Supersymmetry, or something like it, could explain dark matter and solve other problems with the Standard Model. Its clearest sign would be collisions with a momentum imbalance due to undetectable particles. Our group is searching for such events with a variety of signatures that further distinguish them from conventional processes, including final states with high momentum jets, bottom quarks, or electrons, muons or taus.

Groups and meeting times:
Jets and b-tag - Julia Thom, Anders Ryd, Peter Wittich, Luke Winstrom (postdoc), Josh Thompson (postdoc), Ben Kreis (grad student), Don Teo (grad student), Gala Kaufman (grad student). Meeting time: Tuesdays at 11:30am US eastern time.

Lepton (electron or muon) and Jets - Ritchie Patterson, Avishek Chatterjee (grad student). Meeting time: Thursdays at 11am US eastern time.

Taus - Anders Ryd, Emmanuele Salvati (postdoc).

Search for the W'

The W and Z bosons are responsible for weak interactions, and they were discovered at CERN in the 1980s. Many theoretical models propose the existence of heavier versions of these bosons. We are performing a search for the more massive version of the W boson, known as the W prime. This would appear in our detector as events with a high-energy electron and a large amount of "missing" energy due to the escaping neutrino. In this case, new physics could be discovered if one detected a handful of these events all clustered around the same mass, which would peak far away from anything predicted by the Standard Model.

This effort is conducted as part of an international team, with other members from German, Italian, and Korean universities. We are hoping that the W prime, if it exists, will also be discovered at CERN!

Group: Peter Wittich, Darren Puigh (grad student).

New Physics Model Discrimination

At the LHC, once signs of new physics have been observed, an interesting question will be which new physics model would explain the new phenomena. For example, a large excess in Missing Energy, hand in hand with jets, could be explained by new particles in the context of MSSM or Universal Extra Dimensons, as well as many others. We have studied strategies for distinguishing new physics scenarios using angular correlations between jets, which depend on the spin of the underlying new particles.

Group: Julia Thom, Maxim Perelstein, Jennifer Vaughn (grad student).

Dark Matter Particle Masses

If we produce dark matter particles in the LHC, how will we measure their mass? This is perhaps their most fundamental property, but since they disappear without a trace the measurement is not so easy.
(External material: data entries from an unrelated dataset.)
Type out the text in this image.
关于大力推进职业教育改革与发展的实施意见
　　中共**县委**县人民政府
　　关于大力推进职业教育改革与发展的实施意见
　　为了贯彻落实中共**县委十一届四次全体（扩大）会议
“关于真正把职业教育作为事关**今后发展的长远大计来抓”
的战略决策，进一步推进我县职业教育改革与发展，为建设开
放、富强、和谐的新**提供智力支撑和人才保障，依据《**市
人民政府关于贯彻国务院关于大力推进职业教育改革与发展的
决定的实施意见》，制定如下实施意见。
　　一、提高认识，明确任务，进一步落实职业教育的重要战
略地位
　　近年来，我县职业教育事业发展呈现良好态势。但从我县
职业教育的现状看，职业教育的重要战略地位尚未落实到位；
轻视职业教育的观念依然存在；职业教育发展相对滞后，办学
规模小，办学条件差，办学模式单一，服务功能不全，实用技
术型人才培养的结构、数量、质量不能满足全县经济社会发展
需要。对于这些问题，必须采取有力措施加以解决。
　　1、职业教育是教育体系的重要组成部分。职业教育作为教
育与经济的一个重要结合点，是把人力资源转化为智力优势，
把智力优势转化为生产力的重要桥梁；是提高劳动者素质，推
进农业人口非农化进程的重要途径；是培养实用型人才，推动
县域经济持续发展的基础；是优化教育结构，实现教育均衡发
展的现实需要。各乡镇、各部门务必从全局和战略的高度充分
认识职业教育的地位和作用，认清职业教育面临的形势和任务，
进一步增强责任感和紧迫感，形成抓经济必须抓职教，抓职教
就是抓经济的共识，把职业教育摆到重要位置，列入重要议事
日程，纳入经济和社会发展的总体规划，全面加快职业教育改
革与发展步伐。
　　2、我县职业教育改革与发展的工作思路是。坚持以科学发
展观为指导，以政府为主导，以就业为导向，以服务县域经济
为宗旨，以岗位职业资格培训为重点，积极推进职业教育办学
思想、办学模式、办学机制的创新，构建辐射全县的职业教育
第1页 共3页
When a single particle disappears we can usually determine its mass by assuming energy and momentum conservation in the entire event, and assessing what went missing. But dark matter will be produced in pairs, and in this case there are too many missing pieces of information to use such a simple technique. We are therefore exploring novel techniques, also fundamentally based on energy and momentum conservation, which exploit the endpoints of kinematic distributions to extract masses of the unseen particles. Currently we are testing these techniques in the top+antitop quark system where, in certain decay modes, two neutrinos emerge, resulting in a kinematic configuration very similar to what we expect in events with dark matter.

Group: Jim Alexander, Nic Eggert (grad student).